Insurance certification

The customer is expected to maintain sufficient amounts of insurance coverage against risks related to the generation facilities for which there is a reasonable likelihood of occurrence, as required by the 170 Indiana Administrative Code 4-4.3-10 and Standard Contract Rider No. 80. The customer shall agree to provide Duke Energy with proof of such insurance upon request. 

Disconnect switch

The National Electric Code and Duke Energy require the installation of a manual load-break AC disconnect switch or safety switch installed between the utility system and the interconnection customer's equipment to be able to positively isolate the generation source from the grid when needed for emergency events, to perform maintenance or to assist in the restoration of service, etc.

Requirements for Disconnect Switch:
  • A clear, visible open point of disconnection
  • A clear, visible indication of switch position
  • Padlock provisions for locking the switch in the open position
  • Installed on the interconnection customer's side of the electrical interconnection with the utility's system, accessible to utility personnel
  • Located in close proximity to the utility's electrical delivery point
  • Labeled "Generator Disconnect Switch"
The switch may isolate the interconnection customer and its associated load from the utility's system or disconnect only the generator from the utility's system and shall be accessible to the utility at all times.

Inspection 

If a Duke Energy inspection and witness test is required, Customer shall contact Duke Energy within three business days of completion of the generation facility installation to schedule an inspection and witness test, which will occur within 10 business days of completion of the generation facility installation, or as otherwise agreed to by Duke Energy.

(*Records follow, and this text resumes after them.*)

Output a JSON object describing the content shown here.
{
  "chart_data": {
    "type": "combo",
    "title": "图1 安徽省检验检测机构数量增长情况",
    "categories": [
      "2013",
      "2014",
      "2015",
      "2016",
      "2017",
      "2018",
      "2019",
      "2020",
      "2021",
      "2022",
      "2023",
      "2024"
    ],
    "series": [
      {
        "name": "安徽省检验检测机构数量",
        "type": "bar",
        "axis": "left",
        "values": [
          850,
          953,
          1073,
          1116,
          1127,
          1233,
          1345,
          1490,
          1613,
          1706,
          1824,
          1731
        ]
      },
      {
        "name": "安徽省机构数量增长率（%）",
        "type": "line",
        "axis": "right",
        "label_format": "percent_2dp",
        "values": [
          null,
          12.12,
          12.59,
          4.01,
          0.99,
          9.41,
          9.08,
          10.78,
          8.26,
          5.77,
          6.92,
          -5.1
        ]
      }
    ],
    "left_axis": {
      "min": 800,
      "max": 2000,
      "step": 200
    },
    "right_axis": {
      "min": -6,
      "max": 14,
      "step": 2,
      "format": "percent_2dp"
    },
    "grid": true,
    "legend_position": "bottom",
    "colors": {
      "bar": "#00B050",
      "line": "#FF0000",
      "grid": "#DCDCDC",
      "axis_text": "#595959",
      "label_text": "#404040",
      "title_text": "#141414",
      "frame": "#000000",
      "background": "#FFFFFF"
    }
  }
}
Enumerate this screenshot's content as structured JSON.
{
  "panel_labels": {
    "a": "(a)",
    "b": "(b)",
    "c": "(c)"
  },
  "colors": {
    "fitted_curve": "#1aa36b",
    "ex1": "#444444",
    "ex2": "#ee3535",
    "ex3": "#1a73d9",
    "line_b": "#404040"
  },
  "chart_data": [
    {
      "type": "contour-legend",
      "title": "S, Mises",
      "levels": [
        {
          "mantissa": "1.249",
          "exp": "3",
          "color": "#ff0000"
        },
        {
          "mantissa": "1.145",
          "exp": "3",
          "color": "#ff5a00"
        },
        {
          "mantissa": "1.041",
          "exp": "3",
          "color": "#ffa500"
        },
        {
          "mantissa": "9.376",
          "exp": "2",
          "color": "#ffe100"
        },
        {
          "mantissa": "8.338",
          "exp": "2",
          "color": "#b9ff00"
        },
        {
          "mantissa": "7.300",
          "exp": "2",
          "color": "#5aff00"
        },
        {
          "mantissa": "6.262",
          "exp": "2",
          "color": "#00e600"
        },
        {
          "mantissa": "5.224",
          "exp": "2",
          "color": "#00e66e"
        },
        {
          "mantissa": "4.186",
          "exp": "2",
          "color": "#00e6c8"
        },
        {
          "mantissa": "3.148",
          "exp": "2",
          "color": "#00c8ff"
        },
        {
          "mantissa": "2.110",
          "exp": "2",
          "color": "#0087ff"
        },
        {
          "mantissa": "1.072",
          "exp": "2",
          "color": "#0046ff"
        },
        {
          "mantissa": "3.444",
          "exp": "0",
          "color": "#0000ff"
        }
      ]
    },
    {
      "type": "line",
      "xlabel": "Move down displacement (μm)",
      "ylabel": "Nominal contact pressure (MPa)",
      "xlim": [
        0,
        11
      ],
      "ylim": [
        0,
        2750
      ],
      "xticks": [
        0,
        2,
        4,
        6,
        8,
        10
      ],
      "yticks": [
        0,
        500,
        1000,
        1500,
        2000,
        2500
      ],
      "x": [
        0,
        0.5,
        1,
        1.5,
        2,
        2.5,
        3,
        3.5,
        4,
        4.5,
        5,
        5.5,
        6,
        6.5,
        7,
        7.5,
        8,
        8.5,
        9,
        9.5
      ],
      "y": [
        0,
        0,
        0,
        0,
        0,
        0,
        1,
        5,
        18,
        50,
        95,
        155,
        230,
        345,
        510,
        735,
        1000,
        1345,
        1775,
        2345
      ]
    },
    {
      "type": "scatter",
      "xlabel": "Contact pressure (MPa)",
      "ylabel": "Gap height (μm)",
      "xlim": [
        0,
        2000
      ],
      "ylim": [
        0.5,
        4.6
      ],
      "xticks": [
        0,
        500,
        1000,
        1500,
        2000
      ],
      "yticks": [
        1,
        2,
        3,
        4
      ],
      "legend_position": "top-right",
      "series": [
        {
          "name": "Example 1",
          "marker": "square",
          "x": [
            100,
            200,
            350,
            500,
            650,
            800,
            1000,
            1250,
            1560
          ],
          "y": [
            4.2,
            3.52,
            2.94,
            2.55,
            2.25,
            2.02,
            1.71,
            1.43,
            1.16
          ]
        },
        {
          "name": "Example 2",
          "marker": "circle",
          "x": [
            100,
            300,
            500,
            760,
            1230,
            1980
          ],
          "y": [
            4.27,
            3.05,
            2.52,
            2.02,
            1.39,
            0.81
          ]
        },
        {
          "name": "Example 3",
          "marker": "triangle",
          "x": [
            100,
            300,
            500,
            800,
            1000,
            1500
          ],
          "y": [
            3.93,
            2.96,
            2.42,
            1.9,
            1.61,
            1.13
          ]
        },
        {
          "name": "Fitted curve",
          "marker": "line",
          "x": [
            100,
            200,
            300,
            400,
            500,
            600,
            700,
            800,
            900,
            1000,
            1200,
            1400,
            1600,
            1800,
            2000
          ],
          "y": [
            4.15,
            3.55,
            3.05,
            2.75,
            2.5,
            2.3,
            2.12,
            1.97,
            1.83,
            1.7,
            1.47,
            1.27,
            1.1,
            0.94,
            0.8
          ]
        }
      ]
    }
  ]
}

The customer may not operate the generation facility (except for operational testing not to exceed two hours) until such inspection and witness test is successfully completed and all other terms and conditions in the interconnection agreement have been met. If a Duke Energy inspection and witness test is waived, operation of the generation facility may begin when installation is complete, all terms and conditions in the interconnection agreement have been met and customer has received a confirmation letter from Duke Energy indicating that the project is complete. 

Interconnection deadlines

All interconnections are subject to completion of program and interconnection process requirements, Duke Energy Indiana resource availability, holiday schedules, inclement weather and other unforeseen system emergencies. If your goal is to complete a new solar photovoltaic, wind or micro-hydro generation project by December 31st of the current year, it is recommended you submit a complete Interconnection Request to Duke Energy by October 1 for projects up to 250 kW and by July 1 for larger projects. Generation systems must receive electrical inspection approval (necessary to commission the system and set a meter) by December 1. Please note each project is evaluated on a case-by-case basis and submission of an Interconnection Request by these dates does not guarantee that the interconnection process will be complete by the end of the year. Alternately, an interconnection request received after the recommended deadline may be interconnected by the end of the year depending on resource availability; however, prioritization will be given to requests received by these dates.

Congratulations! You are ready to generate your own power.